Windows on the world

Вот почему это здание в 8.50 утра внушает мне панический страх. Честное слово, после Одиннадцатого сентября я смотрю на башню «Монпарнас» другими глазами, как на залетный космический корабль, ракету, готовую взмыть в воздух. Последняя кегля в кегельбане. А вы знаете, что, когда «Мэн-Монпарнас» только проектировали, Помпиду хотел возвести две одинаковые башни? Этот вопрос долго муссировали, потом он передумал.

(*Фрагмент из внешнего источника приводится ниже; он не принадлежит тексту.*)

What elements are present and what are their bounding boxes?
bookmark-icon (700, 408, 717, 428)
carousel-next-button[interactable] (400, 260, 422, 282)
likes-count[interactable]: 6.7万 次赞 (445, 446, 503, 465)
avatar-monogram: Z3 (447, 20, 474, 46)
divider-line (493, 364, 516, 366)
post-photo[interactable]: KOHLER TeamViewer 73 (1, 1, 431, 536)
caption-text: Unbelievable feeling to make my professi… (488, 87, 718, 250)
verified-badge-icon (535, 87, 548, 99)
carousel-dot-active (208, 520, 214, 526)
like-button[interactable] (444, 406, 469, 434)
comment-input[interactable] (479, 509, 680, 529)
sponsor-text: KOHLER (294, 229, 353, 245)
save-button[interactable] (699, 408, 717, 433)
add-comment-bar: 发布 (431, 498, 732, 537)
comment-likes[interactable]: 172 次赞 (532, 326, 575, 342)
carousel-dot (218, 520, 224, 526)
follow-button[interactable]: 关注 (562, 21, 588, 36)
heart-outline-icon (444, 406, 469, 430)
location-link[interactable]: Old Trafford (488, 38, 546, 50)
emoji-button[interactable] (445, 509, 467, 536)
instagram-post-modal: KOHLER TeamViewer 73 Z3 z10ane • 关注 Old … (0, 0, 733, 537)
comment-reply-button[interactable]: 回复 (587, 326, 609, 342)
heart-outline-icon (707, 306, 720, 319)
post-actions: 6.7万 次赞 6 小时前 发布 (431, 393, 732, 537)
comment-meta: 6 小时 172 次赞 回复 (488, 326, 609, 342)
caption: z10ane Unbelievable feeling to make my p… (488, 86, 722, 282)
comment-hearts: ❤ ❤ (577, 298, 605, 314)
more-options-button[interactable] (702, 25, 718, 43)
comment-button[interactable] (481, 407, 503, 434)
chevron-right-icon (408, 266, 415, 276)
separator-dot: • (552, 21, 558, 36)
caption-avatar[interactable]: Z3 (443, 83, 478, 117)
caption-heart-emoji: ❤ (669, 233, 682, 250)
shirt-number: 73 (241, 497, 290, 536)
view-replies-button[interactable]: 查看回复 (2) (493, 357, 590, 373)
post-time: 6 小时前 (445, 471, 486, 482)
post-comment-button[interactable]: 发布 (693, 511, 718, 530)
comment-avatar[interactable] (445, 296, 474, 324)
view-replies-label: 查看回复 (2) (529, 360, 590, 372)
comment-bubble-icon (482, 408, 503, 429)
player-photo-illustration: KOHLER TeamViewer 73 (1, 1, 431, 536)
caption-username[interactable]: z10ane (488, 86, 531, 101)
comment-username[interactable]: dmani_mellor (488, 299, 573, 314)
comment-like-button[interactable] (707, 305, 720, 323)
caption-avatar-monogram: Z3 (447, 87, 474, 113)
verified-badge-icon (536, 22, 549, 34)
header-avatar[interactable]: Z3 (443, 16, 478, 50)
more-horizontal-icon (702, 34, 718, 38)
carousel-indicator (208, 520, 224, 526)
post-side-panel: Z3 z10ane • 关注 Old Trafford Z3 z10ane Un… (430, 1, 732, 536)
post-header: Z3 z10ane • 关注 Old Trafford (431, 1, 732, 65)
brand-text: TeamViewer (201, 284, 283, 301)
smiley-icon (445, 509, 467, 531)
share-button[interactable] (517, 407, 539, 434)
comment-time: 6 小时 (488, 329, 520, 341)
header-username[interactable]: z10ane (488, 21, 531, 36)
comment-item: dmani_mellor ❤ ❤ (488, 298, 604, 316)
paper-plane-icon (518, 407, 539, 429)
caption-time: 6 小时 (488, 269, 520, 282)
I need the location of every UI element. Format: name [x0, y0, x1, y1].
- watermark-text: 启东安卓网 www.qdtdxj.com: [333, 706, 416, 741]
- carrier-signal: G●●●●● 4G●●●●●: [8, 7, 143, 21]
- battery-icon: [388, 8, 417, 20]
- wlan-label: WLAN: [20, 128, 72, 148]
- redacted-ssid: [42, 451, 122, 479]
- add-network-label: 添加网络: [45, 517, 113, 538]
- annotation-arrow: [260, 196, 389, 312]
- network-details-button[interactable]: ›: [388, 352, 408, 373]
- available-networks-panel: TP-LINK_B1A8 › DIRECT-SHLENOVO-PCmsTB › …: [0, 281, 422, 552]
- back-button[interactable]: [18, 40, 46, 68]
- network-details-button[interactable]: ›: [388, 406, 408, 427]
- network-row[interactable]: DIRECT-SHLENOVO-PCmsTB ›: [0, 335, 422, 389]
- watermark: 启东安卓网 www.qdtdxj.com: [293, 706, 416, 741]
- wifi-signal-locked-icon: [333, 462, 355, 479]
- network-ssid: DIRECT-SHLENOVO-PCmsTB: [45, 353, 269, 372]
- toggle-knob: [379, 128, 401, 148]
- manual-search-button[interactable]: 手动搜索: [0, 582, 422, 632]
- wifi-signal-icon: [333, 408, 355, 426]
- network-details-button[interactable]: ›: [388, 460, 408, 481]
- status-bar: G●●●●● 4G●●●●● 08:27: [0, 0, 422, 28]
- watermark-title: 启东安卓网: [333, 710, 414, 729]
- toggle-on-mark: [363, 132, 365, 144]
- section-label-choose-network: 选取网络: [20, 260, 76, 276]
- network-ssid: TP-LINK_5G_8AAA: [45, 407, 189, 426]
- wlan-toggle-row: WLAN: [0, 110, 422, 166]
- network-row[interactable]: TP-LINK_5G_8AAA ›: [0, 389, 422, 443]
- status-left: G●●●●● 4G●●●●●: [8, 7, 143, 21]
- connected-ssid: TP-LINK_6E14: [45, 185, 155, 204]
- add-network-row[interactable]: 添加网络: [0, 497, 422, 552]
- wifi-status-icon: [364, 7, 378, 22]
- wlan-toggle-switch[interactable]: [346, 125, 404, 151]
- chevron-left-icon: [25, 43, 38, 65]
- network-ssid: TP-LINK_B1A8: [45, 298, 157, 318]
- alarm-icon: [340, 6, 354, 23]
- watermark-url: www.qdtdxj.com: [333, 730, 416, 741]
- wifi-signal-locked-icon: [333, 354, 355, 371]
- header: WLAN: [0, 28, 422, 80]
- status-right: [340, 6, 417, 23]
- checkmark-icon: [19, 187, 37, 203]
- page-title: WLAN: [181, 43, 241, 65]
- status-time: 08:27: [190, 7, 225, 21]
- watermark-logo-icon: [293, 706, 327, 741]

В лицее Монтеня моим врагом была дисциплина, коллективистское воспитание, бесконечные нудные лекции, зеленая тоска капиталистической демократии. Бунт казался более романтичным. Я восхищался, глядя по телевизору на подвиги «Аксьон директ». Вот они были свободны, они взрывали бомбы, похищали разжиревших эксплуататоров. Натали Менигон[11] была сексапильнее Алис Сонье-Сеите.[12] В классе высшим шиком считалось обмотать шею палестинским платком, но я ходил в костюме от «Берберри»; а ты говоришь — бунтарь. Терроризм был куда гламурнее, чем контрольная по истории в пятницу. Мне бы бежать, жить в подполье, но заброшенные дома отапливались явно хуже, чем материнская квартира. В лицее Людовика Великого я уже глотал один за другим революционные манифесты, но продолжал учиться. Так было выгоднее по всем пунктам: меня не будет ловить полиция, я не окончу свои дни за решеткой, зато смогу цитировать Рауля Ванегейма и казаться крутым. Я был рекламный бунтарь, безалкогольный, как Canada Dry: бунтарская окраска и бунтарская внешность при полном отсутствии бунта. Позже один американский журналист придумал сокращенное обозначение Буржуазной Богемы: он окрестил их «бубонами». Я же готовился стать Богатым Бунтарем: «бобуном».

8 час. 51 мин

Удача (если тут вообще можно говорить об удаче): на 105-м этаже мобильник ловит сеть. И звонит у Мэри.

— Хэлло!

— Мэри? Это Картью. Прости, мы сильно кашляем, но с детьми все в порядке, мы попытаемся выбраться отсюда.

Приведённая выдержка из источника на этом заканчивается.